The Church is aware of the human life as a "battle": "The whole of man's history has been the story of our combat with the powers of the evil, stretching, so our Lord tells us, from the very dawn of history until the last day" (CCC 409; cit. II Vat., Gaudium et spes, 37 §2). In such spiritual battle, God does not leave men alone even as He did not leave Israel alone in general (cf. Ex 23,20) and Joshua in particular (Josh 6,13); rather he gave them an Angel as companion. "Angels have been present since creation and throughout the history of salvation" (CCC 332). "From the Incarnation to the Ascension, the life of the Word incarnate is surrounded by the adoration and service of Angels" (CCC 333).

"The whole life of the Church benefits from the mysterious and powerful help of Angels" (CCC 334). "From its beginning to death human life is surrounded by their watchful care and Intercession" (CCC 336). In all, the holy Angels are present, and yet in a special way in that decisive hour, when man decides for ever in favor of God or against Him: "the poor man died and was carried by the Angels to Abraham's bosom" (Lk 16,22). The Church believes in this grace granted by God and recalls it by singing in the funeral rite: May the Angels lead you into Paradise ... ." (CCC 335).

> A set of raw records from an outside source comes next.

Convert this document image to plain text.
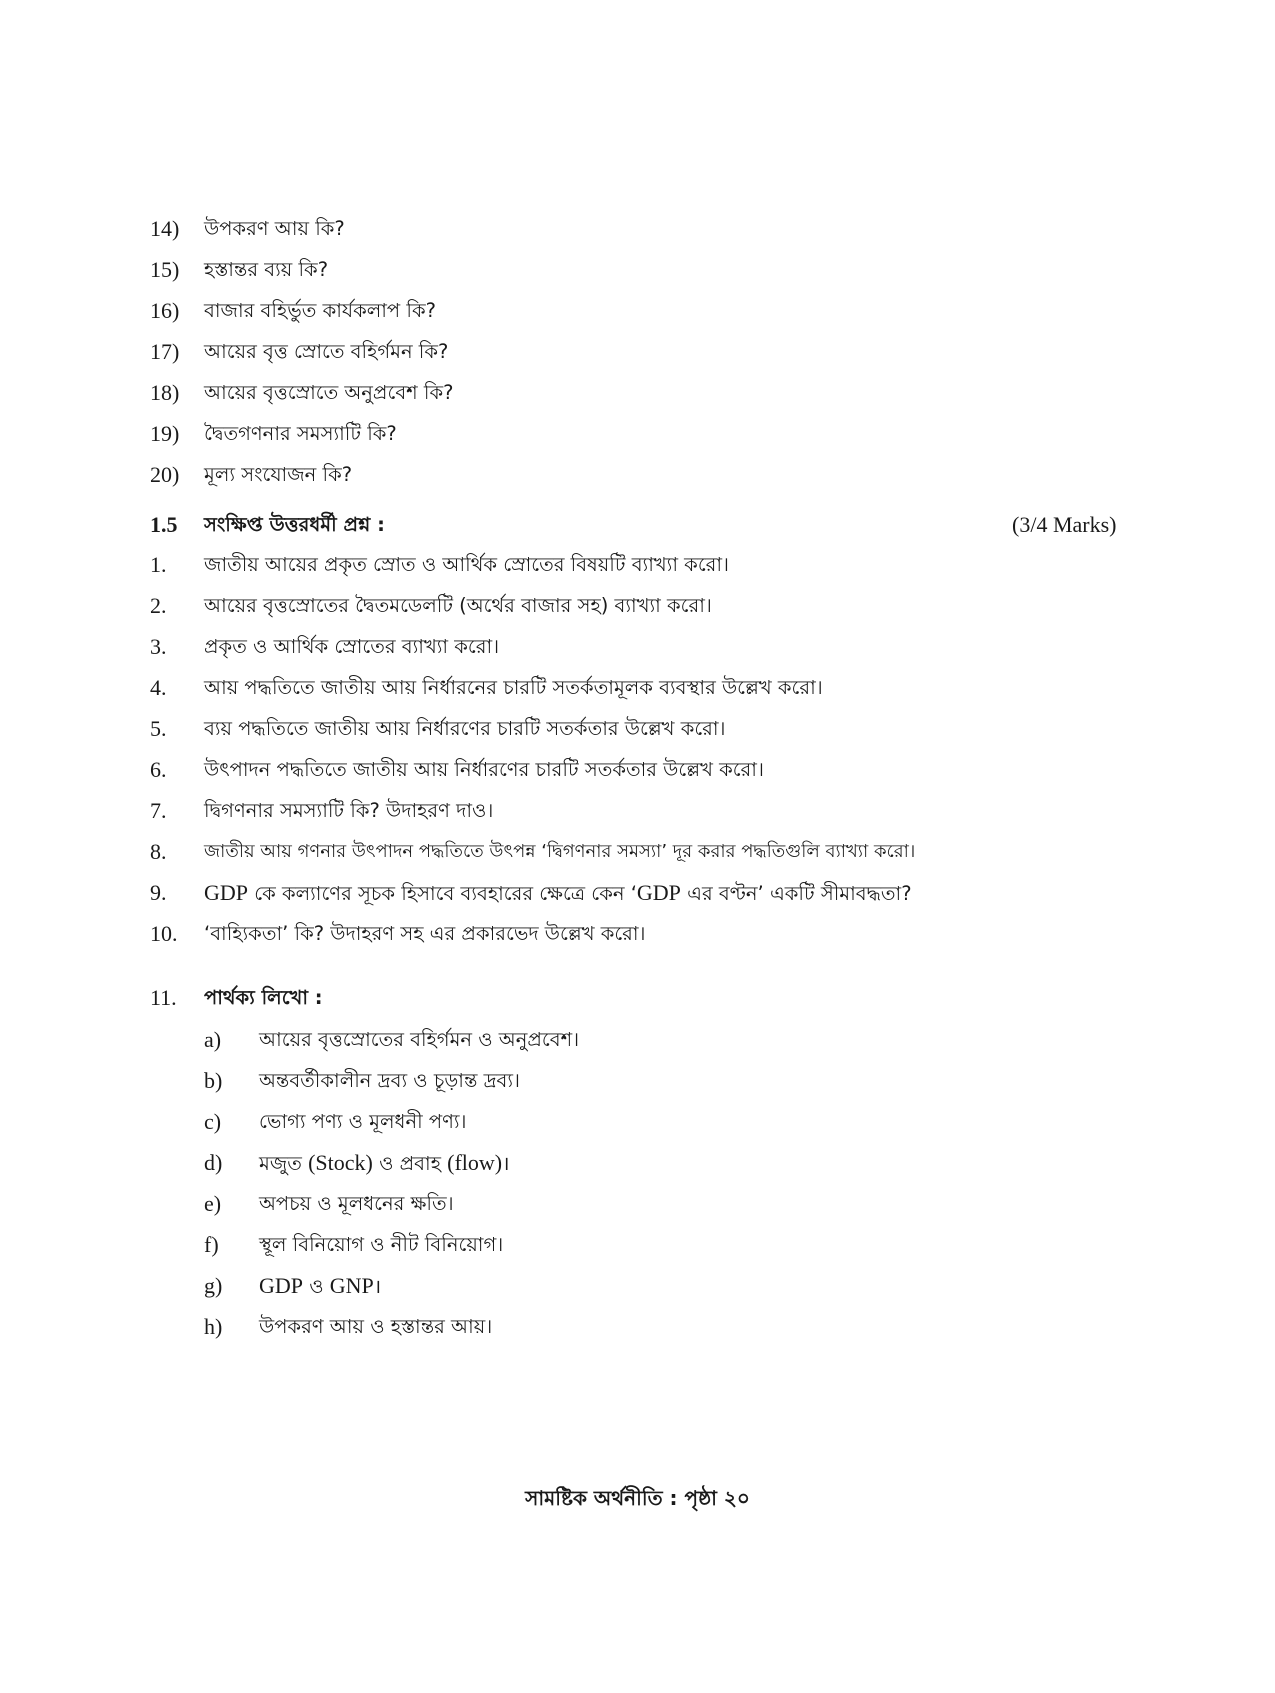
14) উপকরণ আয় কি?
15) হস্তান্তর ব্যয় কি?
16) বাজার বহির্ভুত কার্যকলাপ কি?
17) আয়ের বৃত্ত স্রোতে বহির্গমন কি?
18) আয়ের বৃত্তস্রোতে অনুপ্রবেশ কি?
19) দ্বৈতগণনার সমস্যাটি কি?
20) মূল্য সংযোজন কি?
1.5 সংক্ষিপ্ত উত্তরধর্মী প্রশ্ন :	(3/4 Marks)
1. জাতীয় আয়ের প্রকৃত স্রোত ও আর্থিক স্রোতের বিষয়টি ব্যাখ্যা করো।
2. আয়ের বৃত্তস্রোতের দ্বৈতমডেলটি (অর্থের বাজার সহ) ব্যাখ্যা করো।
3. প্রকৃত ও আর্থিক স্রোতের ব্যাখ্যা করো।
4. আয় পদ্ধতিতে জাতীয় আয় নির্ধারনের চারটি সতর্কতামূলক ব্যবস্থার উল্লেখ করো।
5. ব্যয় পদ্ধতিতে জাতীয় আয় নির্ধারণের চারটি সতর্কতার উল্লেখ করো।
6. উৎপাদন পদ্ধতিতে জাতীয় আয় নির্ধারণের চারটি সতর্কতার উল্লেখ করো।
7. দ্বিগণনার সমস্যাটি কি? উদাহরণ দাও।
8. জাতীয় আয় গণনার উৎপাদন পদ্ধতিতে উৎপন্ন ‘দ্বিগণনার সমস্যা’ দূর করার পদ্ধতিগুলি ব্যাখ্যা করো।
9. GDP কে কল্যাণের সূচক হিসাবে ব্যবহারের ক্ষেত্রে কেন ‘GDP এর বণ্টন’ একটি সীমাবদ্ধতা?
10. ‘বাহ্যিকতা’ কি? উদাহরণ সহ এর প্রকারভেদ উল্লেখ করো।
11. পার্থক্য লিখো :
a) আয়ের বৃত্তস্রোতের বহির্গমন ও অনুপ্রবেশ।
b) অন্তবর্তীকালীন দ্রব্য ও চূড়ান্ত দ্রব্য।
c) ভোগ্য পণ্য ও মূলধনী পণ্য।
d) মজুত (Stock) ও প্রবাহ (flow)।
e) অপচয় ও মূলধনের ক্ষতি।
f) স্থূল বিনিয়োগ ও নীট বিনিয়োগ।
g) GDP ও GNP।
h) উপকরণ আয় ও হস্তান্তর আয়।
সামষ্টিক অর্থনীতি : পৃষ্ঠা ২০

Tradition links the angelic help in this hour with the person of St. Michael, who again is seen by some, like Cornelius a Lapide, as the "Prince of the Heavenly hosts" and therefore as the companion of Joshua and Israel, referred to in Josh 5,14. In this context, Peter Kreeft points out the need of attention to the holy Angels: "Perhaps the Angels are there to remind us, like soldiers in uniform ... that war seems to be coming to a head or making a fundamental turn right now ... Just when the enemy is making a great counterattack, we start forgetting we're on a battlefield at all!" (P. Kreeft, Angels, 19)

4. How do they fight, how do they help us? In that hour, they refuse the destructive influences of the fallen Angels, who know so well that it is a matter of an irreversible decision, and therefore know the importance of that hour! They remind man of the divine graces, of God's mercy and love throughout one's entire life. Then, they become man's defenders, imploring the grace of God to cover the gaps left by our omitted works; they remind God of His mercy and present the most Precious Blood of His Son in order to repair our failures. And yet, if necessary, they can become man's accusers as well, if the Divine Dignity and Holiness demand it!

This explains the great help of the Angels during man's life: They never are content with a half-done-work, or with a half-made-life! From the holy Angels we receive the light to judge our lives from the divine perspective. We are challenged to decide always more consciously, in a more and more definitive way, so that we might not need to correct our course later on. To help us in this, the holy Angels indicate to the fruits of our words and deeds (cf. Mt 7,16-20).

The conquest of the Promised Land must have been an great war, as it is when a soul enters the eternal promise. Do we believe in the presence of our holy Angels and invoke them? Do we direct our attention to them when we look for help in our needs? Do we believe that man finds the deep rest and peace of soul only in union with God? Do we ask the holy Angel in decisive moments for his orientation? Do we think and decide in terms of eternity? - May the holy Angel remind us constantly of death and of the presence of the Living God, so that we spiritually recoil from any disobedience to His will in the future and, thus, surely save our souls.